Anxiety: Apprehension of danger, or dread, accompanied by nervous restlessness, tension, increased heart rate, and shortness of breath unrelated to a clearly identifiable stimulus.
Ganglion: A group of nerve cell bodies clustered together in a uniform mass outside of but often close to the brain or spinal chord. Nerves run to or from the ganglia in passage to or from the brain to specific sites on the body.
Hyperthyroidism: An abnormal condition of the thyroid gland resulting in excessive secretion of thyroid hormones characterized by an increased metabolism and weight loss.
Hypoglycemia: A condition characterized by an abnormally low blood glucose level. Severe hypoglycemia is rare and dangerous. It can be caused by medications such as insulin (diabetics are prone to hypoglycemia), severe physical exhaustion, and some illnesses.
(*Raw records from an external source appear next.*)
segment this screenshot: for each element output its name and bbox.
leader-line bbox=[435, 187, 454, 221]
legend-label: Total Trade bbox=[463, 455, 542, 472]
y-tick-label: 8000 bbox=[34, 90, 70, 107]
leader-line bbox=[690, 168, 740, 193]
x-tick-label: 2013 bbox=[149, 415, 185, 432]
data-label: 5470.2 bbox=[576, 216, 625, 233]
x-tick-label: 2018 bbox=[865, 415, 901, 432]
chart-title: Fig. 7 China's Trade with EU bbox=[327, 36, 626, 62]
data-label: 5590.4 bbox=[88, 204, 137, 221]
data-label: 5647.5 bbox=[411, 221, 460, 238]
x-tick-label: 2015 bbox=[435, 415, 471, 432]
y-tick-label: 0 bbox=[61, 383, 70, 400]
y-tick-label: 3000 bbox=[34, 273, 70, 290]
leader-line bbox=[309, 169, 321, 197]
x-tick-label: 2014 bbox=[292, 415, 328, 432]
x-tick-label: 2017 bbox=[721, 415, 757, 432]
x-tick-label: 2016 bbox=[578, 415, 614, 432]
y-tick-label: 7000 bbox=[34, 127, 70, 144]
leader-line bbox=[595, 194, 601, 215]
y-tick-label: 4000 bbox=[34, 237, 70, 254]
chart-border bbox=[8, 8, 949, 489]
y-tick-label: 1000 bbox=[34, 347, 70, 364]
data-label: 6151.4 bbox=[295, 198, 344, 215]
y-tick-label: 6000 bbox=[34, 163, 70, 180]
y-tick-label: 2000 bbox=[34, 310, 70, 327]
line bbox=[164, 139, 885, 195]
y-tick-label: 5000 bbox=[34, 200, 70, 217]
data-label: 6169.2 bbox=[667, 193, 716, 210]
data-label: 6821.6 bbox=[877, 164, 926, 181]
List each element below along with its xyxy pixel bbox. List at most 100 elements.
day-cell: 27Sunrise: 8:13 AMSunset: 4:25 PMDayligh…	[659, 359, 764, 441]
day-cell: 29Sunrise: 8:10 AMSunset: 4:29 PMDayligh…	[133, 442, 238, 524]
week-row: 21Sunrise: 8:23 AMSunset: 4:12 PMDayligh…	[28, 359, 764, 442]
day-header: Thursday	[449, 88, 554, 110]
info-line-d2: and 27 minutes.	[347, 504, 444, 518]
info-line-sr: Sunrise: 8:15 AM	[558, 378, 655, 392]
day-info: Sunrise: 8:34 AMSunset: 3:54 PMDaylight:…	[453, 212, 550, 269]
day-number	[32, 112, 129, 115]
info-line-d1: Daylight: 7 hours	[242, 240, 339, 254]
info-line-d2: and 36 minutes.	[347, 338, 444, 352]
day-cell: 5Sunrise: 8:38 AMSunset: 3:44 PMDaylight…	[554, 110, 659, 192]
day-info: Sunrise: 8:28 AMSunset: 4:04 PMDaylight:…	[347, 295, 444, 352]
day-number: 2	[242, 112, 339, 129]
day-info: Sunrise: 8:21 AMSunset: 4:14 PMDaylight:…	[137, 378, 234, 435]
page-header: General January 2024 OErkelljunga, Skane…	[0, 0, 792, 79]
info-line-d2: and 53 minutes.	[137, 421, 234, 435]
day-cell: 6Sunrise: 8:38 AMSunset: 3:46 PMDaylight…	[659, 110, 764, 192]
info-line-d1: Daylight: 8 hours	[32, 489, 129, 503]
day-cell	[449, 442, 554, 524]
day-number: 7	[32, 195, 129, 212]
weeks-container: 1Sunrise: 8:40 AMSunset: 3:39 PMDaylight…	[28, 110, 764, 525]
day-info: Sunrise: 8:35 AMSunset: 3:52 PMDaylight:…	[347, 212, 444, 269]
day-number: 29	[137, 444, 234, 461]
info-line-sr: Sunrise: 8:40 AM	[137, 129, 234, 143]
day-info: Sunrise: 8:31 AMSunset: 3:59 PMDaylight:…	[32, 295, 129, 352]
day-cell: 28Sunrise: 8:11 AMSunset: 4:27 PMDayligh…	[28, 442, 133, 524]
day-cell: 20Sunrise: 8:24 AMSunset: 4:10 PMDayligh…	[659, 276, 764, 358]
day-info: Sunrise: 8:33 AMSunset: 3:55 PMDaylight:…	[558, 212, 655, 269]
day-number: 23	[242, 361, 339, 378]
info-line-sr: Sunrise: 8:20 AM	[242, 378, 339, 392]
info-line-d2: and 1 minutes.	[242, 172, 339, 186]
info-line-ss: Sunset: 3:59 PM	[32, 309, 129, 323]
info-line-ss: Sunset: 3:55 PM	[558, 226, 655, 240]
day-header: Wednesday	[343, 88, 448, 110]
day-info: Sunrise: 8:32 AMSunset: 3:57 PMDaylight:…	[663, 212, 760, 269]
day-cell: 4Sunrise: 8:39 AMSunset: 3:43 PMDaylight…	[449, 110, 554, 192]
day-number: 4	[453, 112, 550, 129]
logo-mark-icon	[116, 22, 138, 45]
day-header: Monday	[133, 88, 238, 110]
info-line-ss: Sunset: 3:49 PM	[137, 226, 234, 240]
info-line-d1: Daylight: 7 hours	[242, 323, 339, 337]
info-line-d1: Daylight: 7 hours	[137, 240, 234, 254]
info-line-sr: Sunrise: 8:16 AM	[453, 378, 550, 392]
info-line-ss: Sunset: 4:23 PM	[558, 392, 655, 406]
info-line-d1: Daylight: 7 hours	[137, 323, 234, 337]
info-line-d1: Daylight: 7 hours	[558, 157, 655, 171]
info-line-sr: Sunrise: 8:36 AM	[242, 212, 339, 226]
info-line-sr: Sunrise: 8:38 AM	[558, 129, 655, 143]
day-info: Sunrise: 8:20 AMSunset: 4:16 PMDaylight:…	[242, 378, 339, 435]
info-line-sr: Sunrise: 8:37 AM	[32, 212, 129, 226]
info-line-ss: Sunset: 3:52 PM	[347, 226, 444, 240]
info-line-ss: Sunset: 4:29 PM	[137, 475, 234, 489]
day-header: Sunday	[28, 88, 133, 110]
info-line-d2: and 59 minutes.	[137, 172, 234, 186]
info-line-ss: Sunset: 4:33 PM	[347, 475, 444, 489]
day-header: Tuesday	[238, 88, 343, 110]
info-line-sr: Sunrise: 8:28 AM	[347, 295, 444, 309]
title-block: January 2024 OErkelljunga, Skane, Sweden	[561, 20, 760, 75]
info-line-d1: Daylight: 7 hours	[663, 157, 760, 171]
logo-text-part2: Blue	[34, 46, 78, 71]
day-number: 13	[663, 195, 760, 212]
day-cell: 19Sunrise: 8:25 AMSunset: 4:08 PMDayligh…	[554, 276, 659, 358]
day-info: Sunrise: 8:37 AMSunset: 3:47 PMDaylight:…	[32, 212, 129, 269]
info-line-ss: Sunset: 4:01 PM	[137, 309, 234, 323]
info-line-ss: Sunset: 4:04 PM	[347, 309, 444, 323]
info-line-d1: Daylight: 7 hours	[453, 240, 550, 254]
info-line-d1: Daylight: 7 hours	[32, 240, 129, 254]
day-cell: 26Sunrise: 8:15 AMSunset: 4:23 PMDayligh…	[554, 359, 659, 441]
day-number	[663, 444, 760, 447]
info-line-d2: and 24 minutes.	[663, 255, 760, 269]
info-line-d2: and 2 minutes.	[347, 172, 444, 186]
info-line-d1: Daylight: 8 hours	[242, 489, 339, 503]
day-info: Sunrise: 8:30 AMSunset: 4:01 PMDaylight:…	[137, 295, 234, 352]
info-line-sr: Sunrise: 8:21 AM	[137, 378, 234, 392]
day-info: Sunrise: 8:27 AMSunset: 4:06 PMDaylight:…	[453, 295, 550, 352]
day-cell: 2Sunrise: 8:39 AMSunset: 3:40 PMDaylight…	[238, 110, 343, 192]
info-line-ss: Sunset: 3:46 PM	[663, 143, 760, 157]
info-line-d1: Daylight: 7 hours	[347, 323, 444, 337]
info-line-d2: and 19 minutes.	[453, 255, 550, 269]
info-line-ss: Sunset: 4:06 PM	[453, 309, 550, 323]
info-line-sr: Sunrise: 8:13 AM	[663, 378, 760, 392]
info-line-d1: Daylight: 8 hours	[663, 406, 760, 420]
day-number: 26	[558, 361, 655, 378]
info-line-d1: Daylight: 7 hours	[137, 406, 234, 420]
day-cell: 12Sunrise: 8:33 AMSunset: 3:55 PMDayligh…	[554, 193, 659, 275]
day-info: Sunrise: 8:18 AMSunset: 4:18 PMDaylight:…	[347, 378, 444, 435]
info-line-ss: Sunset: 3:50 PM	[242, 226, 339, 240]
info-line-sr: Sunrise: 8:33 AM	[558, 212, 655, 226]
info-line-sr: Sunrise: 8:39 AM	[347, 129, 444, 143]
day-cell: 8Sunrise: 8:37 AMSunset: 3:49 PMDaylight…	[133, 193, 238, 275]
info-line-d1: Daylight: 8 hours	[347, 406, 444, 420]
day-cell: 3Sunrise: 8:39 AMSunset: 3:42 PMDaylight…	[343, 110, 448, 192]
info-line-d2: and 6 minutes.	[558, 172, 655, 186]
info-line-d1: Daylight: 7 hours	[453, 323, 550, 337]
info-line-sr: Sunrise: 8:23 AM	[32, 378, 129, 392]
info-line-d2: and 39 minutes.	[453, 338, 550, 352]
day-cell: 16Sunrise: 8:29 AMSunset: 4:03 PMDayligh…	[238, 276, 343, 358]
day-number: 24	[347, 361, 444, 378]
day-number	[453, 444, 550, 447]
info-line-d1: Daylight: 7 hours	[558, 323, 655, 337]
Magnesium: An essential mineral. The chief function of magnesium is to activate certain enzymes, especially those related to carbohydrate metabolism. Another role is to maintain the electrical potential across nerve and muscle membranes. It is essential for proper heartbeat and nerve transmission. Magnesium controls many cellular functions. It is involved in protein formation, DNA production and function and in the storage and release of energy in ATP. Magnesium is closely related to calcium and phosphorus in body function. The average adult body contains approximately one ounce of magnesium. It is the fifth mineral in abundance within the body--behind calcium, phosphorus, potassium and sodium. Although about 70 percent of the body's magnesium is contained in the teeth and bones, its most important functions are carried out by the remainder which is present in the cells of the soft tissues and in the fluid surrounding those cells.
Neuropathy: A group of symptoms caused by abnormalities in motor or sensory nerves. Symptoms include tingling or numbness in hands or feet followed by gradual, progressive muscular weakness.
Parkinson's Disease: A chronic, slowly-progressing disease of the nervous system characterized clinically by the combination of tremor, rigidity, extreme slowness of movement, and stooped posture. It is characterized pathologically by loss of dopamine in the substantia nigra.
Psychogenic: Of a psychological origin.